Put the label "superfood" on the wildest food item you can think of and it could be enough to start a craze.
Products we've overlooked in the past are now some of the most coveted by those of us constantly on the hunt for foods to improve our lives.
An example is coconut oil, which used to be looked over by many of us. It's now believed to be a magical cure for many things: weight, metabolism, digestion, diabetes, immunity, skin and it can reduce cravings.
Likewise, apple cider vinegar is now seen as a beauty cure-all and is claimed to possess
powers akin to a miracle healer.
The answer to optimum health has never seemed easier, with peculiar foods such as goji berries, charcoal and activated nuts all featuring in the solution.
But an Australian dietician, Paula Norris, wants to warn people there are issues with our current understanding of what makes something a "superfood".
There are six in particular that she points out don't actually have the backing to prove the claims of their healing properties.
Health fanatics swear by coconut oil. From substitute eye makeup remover to teeth whitener, and an aid for weight management, the oil from the humble coconut is seen as nature's miracle elixir.
But Norris explains that the proof is not exactly there yet.
"Health claims about coconut oil and immunity, boosting metabolism and appetite suppression are not supported by evidence.
"It also has the highest level of saturated fat of all oils... at around 90 per cent. While the jury is currently out on how detrimental this is - if you choose to use for flavour then use sparingly."
Apple cider vinegar
Apple cider vinegar as a weight loss aid has risen in popularity recently.
To give your stomach a boost and kick your metabolism into gear, many of us have been told to take a morning shot of this gut-healing superstar. But is the advice legitimate?
While Norris concurs "It has been shown to reduce the GI of high GI meals - but so does any vinegar.
"It does contain pectin which is a prebiotic fibre that feeds good bacteria but so do apples and a bunch of other fruits.
"ACV has been shown to be damaging to teeth when taken like a medication (dentists recommend using a straw)."
We're used to this black stuff being used in products to get rid of impurities on the outside such as stained teeth. But more recently activated charcoal pills and powders have become the trendy new way to cleanse our insides of toxins such as pollution and chemicals in food packaging.
Again Norris notes there are "a lot of claims and still not a lot of evidence". ⠀⠀⠀⠀⠀⠀⠀
"If you find it works for you in some way then great - but don't waste your money for the sake of it."

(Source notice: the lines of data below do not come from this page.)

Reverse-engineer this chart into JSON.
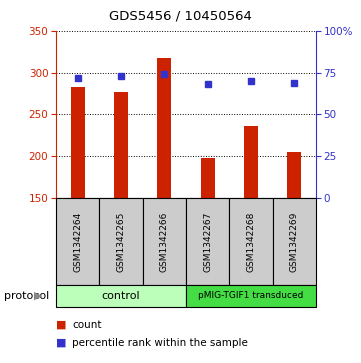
{
  "title": "GDS5456 / 10450564",
  "samples": [
    "GSM1342264",
    "GSM1342265",
    "GSM1342266",
    "GSM1342267",
    "GSM1342268",
    "GSM1342269"
  ],
  "counts": [
    283,
    277,
    318,
    198,
    236,
    205
  ],
  "percentile_ranks": [
    72,
    73,
    74,
    68,
    70,
    69
  ],
  "ylim_left": [
    150,
    350
  ],
  "ylim_right": [
    0,
    100
  ],
  "yticks_left": [
    150,
    200,
    250,
    300,
    350
  ],
  "yticks_right": [
    0,
    25,
    50,
    75,
    100
  ],
  "bar_color": "#cc2200",
  "dot_color": "#3333cc",
  "grid_color": "#888888",
  "bg_label": "#cccccc",
  "control_color": "#bbffbb",
  "transduced_color": "#44dd44",
  "control_label": "control",
  "transduced_label": "pMIG-TGIF1 transduced",
  "legend_count_label": "count",
  "legend_pct_label": "percentile rank within the sample",
  "protocol_label": "protocol",
  "bar_width": 0.32
}
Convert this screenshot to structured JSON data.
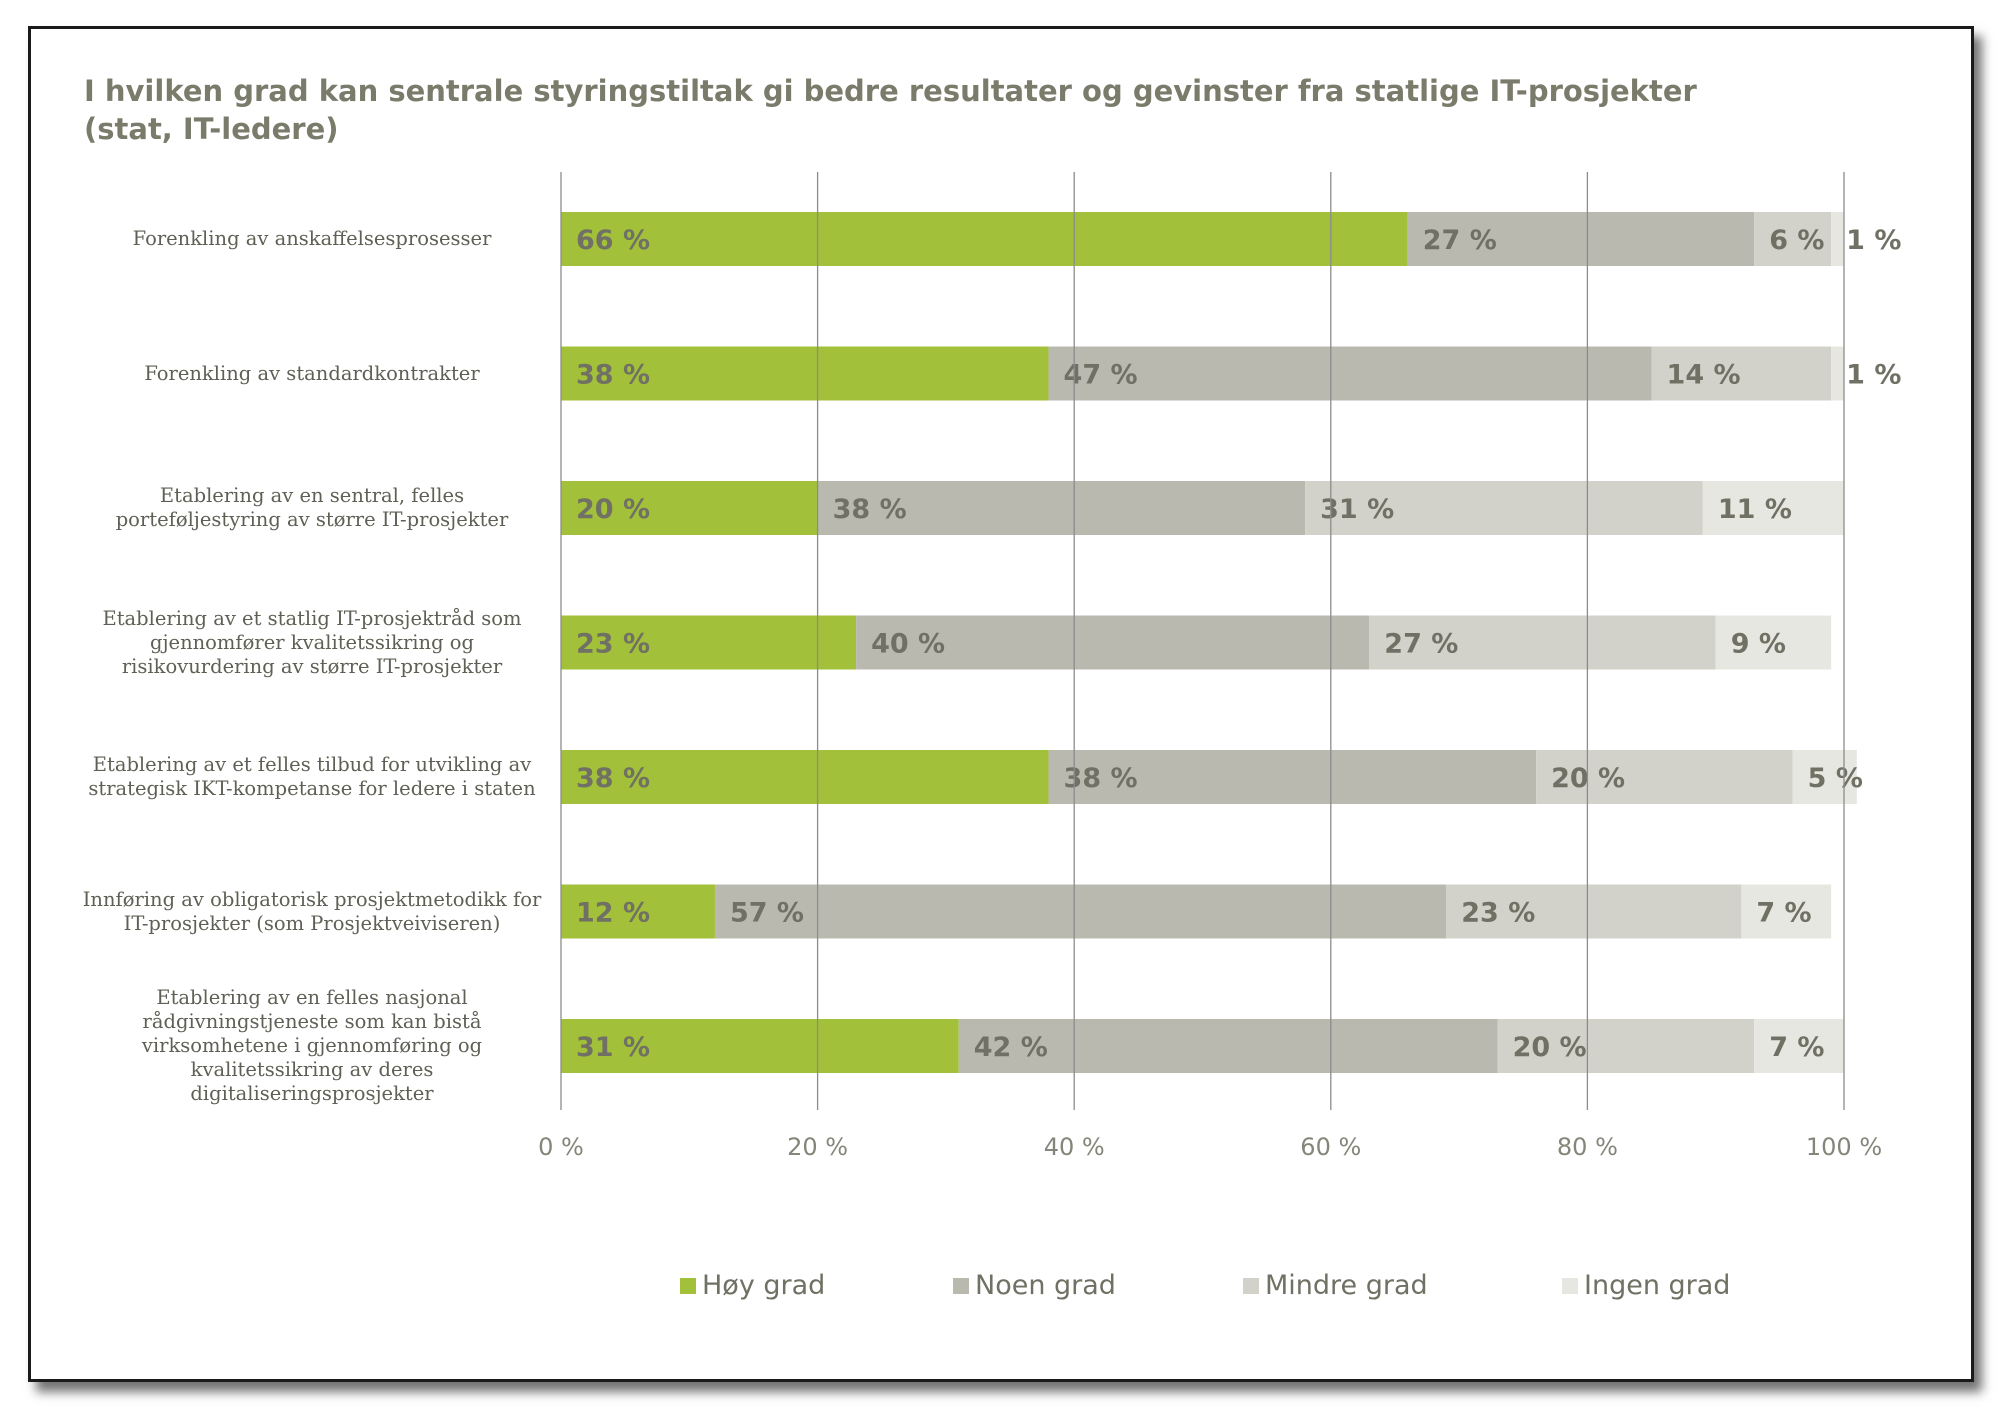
{
  "title": "I hvilken grad kan sentrale styringstiltak gi bedre resultater og gevinster fra statlige IT-prosjekter (stat, IT-ledere)",
  "colors": {
    "hoy": "#a2c03a",
    "noen": "#b9b9b0",
    "mindre": "#d2d2ca",
    "ingen": "#e7e7e2",
    "grid": "#8c8c8c",
    "bar_label": "#707064",
    "axis_label": "#85857a"
  },
  "chart_data": {
    "type": "bar",
    "orientation": "horizontal",
    "stacked": true,
    "title": "I hvilken grad kan sentrale styringstiltak gi bedre resultater og gevinster fra statlige IT-prosjekter (stat, IT-ledere)",
    "categories": [
      "Forenkling av anskaffelsesprosesser",
      "Forenkling av standardkontrakter",
      "Etablering av en sentral, felles porteføljestyring av større IT-prosjekter",
      "Etablering av et statlig IT-prosjektråd som gjennomfører kvalitetssikring og risikovurdering av større IT-prosjekter",
      "Etablering av et felles tilbud for utvikling av strategisk IKT-kompetanse for ledere i staten",
      "Innføring av obligatorisk prosjektmetodikk for IT-prosjekter (som Prosjektveiviseren)",
      "Etablering av en felles nasjonal rådgivningstjeneste som kan bistå virksomhetene i gjennomføring og kvalitetssikring av deres digitaliseringsprosjekter"
    ],
    "series": [
      {
        "name": "Høy grad",
        "color": "#a2c03a",
        "values": [
          66,
          38,
          20,
          23,
          38,
          12,
          31
        ]
      },
      {
        "name": "Noen grad",
        "color": "#b9b9b0",
        "values": [
          27,
          47,
          38,
          40,
          38,
          57,
          42
        ]
      },
      {
        "name": "Mindre grad",
        "color": "#d2d2ca",
        "values": [
          6,
          14,
          31,
          27,
          20,
          23,
          20
        ]
      },
      {
        "name": "Ingen grad",
        "color": "#e7e7e2",
        "values": [
          1,
          1,
          11,
          9,
          5,
          7,
          7
        ]
      }
    ],
    "data_labels": [
      [
        "66 %",
        "27 %",
        "6 %",
        "1 %"
      ],
      [
        "38 %",
        "47 %",
        "14 %",
        "1 %"
      ],
      [
        "20 %",
        "38 %",
        "31 %",
        "11 %"
      ],
      [
        "23 %",
        "40 %",
        "27 %",
        "9 %"
      ],
      [
        "38 %",
        "38 %",
        "20 %",
        "5 %"
      ],
      [
        "12 %",
        "57 %",
        "23 %",
        "7 %"
      ],
      [
        "31 %",
        "42 %",
        "20 %",
        "7 %"
      ]
    ],
    "xlim": [
      0,
      100
    ],
    "x_ticks": [
      0,
      20,
      40,
      60,
      80,
      100
    ],
    "x_tick_labels": [
      "0 %",
      "20 %",
      "40 %",
      "60 %",
      "80 %",
      "100 %"
    ],
    "grid": true,
    "legend_position": "bottom"
  }
}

Somehow, we've managed to convince ourselves these mixes are actually pallatable. Often added to smoothies for an extra boost of goodness, they are now commonly found on our supermarket shelves.
"While they can be rich in antioxidants they are super expensive and you'll get the same benefits from eating whole fruits and veg," she explained.
"In fact, there are other compounds in fruit and veg likely to help the action of nutrients that you won't get from green powders because they're removed in processing."
There are many claims about the benefits of goji berries due to their high vitamin A and C content. These are important for building immunity and preventing illnesses, from the common cold to cancer.
However, it's not actually clear if goji berries are better than other more common types.
"Yes they contain antioxidants but are no better than what you get from other far cheaper (and many would say far more tasty) berries," Norris explains.
You can activate nuts by soaking them overnight in water and salt which allows the seed time to germinate. This is done to apparently make it easier for your digestive system to process and enhance nutrient absorbtion.
"There is very little evidence to show that you get any additional benefits from activated nuts compared to standard nuts," Norris admits.
Nuts are good sources of healthy fats, vitamins E and B, fibre and protein, which you can absorb easily, whether or not you're eating activated or standard nuts.